After comparing and analyzing the provisions in both the laws, it can be concluded that deemed consent under the DPDP Bill is at par with the legitimate interest provision under the GDPR. Both provisions aim to balance the interests of the data principle and data fiduciary. Although both the laws aim at protecting the personal data of citizens, it is also important that certain relaxations such as discussed above be granted to avoid ‘consent fatigue.’

While deemed consent provision allows for data to be processed without explicit consent, it does pose certain limitations (‘reasonable expectations’) and safeguards. The provision only applies in certain situations and the data fiduciary must comply with accountability requirements. Section 8(9) also hints at the purpose, necessity and balance test required under the GDPR to claim legitimate expectations.

Undeniably, the GDPR provides a more comprehensive framework for the usage of legitimate interest as a basis for processing data, however, overall, the DPDP bill does not seem to diminish the framework of privacy. It will be interesting to see how the deemed consent provision will be implemented in practice and the approach that the judiciary will take[16].

[1] The scope has been defined in section 8.

[2] Listed in article 6(1) of the GDPR.

[3] The three-part test, https://commission.europa.eu/law/law-topic/data-protection/reform/rules-business-and-organisations/legal-grounds-processing-data/grounds-processing/what-does-grounds-legitimate-interest-mean_en#:~:text=Your%20company%2Forganisation%20has%20a,security%20of%20your%20IT%20systems.

[4] Section 8(9).

[5] https://ico.org.uk/for-organisations/guide-to-data-protection/guide-to-the-general-data-protection-regulation-gdpr/legitimate-interests/what-is-the-legitimate-interests-basis/.

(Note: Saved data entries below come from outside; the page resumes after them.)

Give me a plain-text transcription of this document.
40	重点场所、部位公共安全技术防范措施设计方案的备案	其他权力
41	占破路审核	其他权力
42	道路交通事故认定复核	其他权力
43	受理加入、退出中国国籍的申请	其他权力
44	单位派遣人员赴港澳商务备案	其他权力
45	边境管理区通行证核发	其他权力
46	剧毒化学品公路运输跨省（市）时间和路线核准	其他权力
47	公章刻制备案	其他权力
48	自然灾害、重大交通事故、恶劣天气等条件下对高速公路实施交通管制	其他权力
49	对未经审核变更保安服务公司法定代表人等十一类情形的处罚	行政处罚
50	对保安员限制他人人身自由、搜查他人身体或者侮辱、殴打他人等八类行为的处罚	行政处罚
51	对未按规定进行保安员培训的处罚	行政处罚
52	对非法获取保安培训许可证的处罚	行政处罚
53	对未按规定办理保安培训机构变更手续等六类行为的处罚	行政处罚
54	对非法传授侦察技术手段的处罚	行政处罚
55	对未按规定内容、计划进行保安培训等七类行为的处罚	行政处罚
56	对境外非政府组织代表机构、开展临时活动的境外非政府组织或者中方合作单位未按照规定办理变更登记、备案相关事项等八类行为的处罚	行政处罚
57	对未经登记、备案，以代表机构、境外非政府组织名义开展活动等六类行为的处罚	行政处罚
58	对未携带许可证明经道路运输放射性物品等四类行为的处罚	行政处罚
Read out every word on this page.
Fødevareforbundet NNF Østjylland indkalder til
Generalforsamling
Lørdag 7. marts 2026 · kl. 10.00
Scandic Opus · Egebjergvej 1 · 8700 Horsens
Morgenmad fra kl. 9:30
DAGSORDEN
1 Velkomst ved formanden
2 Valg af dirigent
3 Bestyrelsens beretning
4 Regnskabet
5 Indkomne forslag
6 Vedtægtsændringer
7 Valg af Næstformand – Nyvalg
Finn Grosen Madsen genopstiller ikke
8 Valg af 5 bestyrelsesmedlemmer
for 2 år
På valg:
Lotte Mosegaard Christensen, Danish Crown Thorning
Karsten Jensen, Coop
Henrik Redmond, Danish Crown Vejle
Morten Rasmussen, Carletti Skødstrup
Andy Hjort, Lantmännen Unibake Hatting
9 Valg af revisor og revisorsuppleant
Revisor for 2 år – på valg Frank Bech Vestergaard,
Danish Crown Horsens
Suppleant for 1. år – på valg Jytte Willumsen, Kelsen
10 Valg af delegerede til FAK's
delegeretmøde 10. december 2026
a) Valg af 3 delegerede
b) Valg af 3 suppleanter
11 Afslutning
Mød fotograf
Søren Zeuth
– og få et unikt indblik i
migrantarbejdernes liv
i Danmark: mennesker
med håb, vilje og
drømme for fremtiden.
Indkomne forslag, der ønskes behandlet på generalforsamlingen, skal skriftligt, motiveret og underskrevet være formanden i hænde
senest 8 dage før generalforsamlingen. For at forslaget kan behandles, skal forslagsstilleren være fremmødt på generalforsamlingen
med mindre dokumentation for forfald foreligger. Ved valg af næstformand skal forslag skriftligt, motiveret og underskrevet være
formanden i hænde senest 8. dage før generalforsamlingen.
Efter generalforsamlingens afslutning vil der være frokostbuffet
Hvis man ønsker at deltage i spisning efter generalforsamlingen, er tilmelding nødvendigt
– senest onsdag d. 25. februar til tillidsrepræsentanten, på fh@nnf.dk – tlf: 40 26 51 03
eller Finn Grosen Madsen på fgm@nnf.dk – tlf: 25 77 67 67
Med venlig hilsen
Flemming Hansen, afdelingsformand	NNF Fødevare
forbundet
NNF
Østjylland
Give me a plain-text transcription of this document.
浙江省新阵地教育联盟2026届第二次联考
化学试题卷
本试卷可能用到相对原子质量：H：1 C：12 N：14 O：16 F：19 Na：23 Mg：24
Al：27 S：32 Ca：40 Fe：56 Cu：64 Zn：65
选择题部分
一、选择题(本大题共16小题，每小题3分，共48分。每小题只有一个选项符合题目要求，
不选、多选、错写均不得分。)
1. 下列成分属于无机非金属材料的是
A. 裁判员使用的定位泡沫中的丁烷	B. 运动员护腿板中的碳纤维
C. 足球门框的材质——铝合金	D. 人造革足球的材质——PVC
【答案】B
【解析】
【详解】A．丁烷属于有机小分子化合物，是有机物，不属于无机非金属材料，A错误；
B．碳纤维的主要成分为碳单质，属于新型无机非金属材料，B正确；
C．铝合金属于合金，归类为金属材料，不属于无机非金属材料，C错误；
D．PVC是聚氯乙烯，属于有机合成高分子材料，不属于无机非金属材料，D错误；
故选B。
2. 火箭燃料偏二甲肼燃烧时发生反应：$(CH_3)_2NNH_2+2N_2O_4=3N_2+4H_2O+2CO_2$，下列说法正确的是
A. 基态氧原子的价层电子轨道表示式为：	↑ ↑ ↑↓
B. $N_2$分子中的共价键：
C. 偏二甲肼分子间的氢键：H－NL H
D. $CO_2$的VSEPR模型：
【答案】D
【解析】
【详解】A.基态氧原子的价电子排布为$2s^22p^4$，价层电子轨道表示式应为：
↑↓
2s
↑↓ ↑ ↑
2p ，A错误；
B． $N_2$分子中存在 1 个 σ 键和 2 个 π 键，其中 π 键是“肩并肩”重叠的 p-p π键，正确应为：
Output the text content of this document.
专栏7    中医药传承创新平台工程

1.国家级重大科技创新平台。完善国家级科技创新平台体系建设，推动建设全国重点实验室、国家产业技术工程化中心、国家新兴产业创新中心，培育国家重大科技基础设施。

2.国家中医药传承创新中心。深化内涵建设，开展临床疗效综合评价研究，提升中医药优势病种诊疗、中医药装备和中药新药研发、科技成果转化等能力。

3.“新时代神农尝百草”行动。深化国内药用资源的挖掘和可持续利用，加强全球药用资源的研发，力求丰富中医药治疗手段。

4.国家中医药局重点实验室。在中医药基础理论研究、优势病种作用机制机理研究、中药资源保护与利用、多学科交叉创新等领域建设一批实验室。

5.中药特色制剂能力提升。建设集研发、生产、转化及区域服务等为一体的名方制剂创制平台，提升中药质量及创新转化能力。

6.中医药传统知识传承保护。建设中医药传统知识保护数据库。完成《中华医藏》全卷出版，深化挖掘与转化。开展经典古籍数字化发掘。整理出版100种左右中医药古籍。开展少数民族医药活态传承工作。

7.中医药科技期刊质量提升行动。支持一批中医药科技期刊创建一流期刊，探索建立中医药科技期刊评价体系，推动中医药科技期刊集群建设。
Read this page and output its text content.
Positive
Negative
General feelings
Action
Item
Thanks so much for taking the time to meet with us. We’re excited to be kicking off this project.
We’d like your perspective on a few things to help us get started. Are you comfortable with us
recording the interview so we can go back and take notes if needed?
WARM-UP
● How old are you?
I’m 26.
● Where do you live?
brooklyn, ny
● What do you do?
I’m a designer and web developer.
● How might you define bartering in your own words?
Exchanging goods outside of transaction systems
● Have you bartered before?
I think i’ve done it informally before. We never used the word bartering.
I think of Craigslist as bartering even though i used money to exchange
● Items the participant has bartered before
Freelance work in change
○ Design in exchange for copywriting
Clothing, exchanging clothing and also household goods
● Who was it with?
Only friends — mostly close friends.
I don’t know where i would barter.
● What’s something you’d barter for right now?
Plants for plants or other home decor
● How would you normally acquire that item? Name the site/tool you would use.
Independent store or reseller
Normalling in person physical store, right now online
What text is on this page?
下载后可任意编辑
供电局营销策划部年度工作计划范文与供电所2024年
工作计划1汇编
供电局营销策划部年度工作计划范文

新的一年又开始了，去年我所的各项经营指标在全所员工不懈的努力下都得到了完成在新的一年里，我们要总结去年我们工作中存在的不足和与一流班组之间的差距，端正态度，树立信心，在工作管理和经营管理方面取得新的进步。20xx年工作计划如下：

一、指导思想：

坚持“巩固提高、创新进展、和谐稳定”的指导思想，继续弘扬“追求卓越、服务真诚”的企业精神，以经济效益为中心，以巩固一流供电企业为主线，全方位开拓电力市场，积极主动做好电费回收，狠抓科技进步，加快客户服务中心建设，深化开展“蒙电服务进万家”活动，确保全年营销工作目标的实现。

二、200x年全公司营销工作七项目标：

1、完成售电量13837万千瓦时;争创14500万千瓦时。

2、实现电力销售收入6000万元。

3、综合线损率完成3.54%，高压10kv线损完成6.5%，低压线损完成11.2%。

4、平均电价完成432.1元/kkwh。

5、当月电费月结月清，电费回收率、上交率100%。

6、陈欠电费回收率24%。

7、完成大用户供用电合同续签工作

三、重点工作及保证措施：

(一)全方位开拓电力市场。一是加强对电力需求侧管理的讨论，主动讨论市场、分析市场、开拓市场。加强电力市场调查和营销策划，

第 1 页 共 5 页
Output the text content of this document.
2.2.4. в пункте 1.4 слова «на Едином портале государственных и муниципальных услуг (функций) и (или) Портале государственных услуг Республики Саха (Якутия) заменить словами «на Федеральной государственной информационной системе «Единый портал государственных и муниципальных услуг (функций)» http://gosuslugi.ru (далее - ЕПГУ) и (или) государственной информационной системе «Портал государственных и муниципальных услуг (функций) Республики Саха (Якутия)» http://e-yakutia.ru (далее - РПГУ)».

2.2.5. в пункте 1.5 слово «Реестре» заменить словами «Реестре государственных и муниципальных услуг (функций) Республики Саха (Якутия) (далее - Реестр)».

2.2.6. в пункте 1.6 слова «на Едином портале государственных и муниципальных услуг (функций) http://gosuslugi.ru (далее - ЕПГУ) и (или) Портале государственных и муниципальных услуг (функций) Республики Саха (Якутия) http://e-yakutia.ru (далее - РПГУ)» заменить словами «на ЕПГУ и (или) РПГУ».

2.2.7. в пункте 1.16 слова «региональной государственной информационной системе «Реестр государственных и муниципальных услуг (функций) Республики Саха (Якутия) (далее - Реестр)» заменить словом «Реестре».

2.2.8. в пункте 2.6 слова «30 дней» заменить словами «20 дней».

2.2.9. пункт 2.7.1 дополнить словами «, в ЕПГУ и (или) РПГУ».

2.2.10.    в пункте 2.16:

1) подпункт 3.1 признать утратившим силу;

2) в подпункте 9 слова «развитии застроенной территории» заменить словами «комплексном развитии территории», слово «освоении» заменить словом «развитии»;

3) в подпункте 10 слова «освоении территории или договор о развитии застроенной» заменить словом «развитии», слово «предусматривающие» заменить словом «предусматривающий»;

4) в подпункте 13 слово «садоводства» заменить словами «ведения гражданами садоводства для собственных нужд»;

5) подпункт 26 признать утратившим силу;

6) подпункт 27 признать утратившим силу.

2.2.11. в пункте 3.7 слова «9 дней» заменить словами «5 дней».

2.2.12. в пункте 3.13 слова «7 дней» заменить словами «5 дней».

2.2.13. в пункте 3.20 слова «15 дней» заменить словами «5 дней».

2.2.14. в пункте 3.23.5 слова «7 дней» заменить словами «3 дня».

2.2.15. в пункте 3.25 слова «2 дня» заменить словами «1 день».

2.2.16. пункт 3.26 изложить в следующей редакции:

[6] Consent fatigue can arise from the stringent requirements imposed by data protections laws. Under the DPDP Bill, consent must be free, specific, informed, and unambiguous. Additionally, the contact information of a Data Protection Officer must be made available.

[7] Rotschild GmbH v. Land Baden-Wurttemberg, Germany 2019.

[8] Section 8.

[9] Purpose, necessity and balance, https://ico.org.uk/for-organisations/guide-to-data-protection/guide-to-the-general-data-protection-regulation-gdpr/legitimate-interests/what-is-the-legitimate-interests-basis/.

[10] The scope has been defined in section 8.

[11] https://ico.org.uk/for-organisations/guide-to-data-protection/guide-to-the-general-data-protection-regulation-gdpr/legitimate-interests/what-is-the-legitimate-interests-basis/

[12] https://ico.org.uk/for-organisations/guide-to-data-protection/guide-to-the-general-data-protection-regulation-gdpr/legitimate-interests/what-is-the-legitimate-interests-basis/.

[13] Fashion ID gmbH & Co. KG v. Verbraucherzentrale NRW e.V., C-40/17.

[14] Wirtschaftsaksdemie Schleswig-Holstein GmbH v. Unabhangiges Landeszentrum fur Datenschutz Schleswig-Holstein, C-210/16.

[15] One such case is of ICO v. The Royal Free NHS Foundation Trust [2017] UKFTT 2017_0268 (GRC).

[16] Whether it will be in line with the approach taken by the EU courts.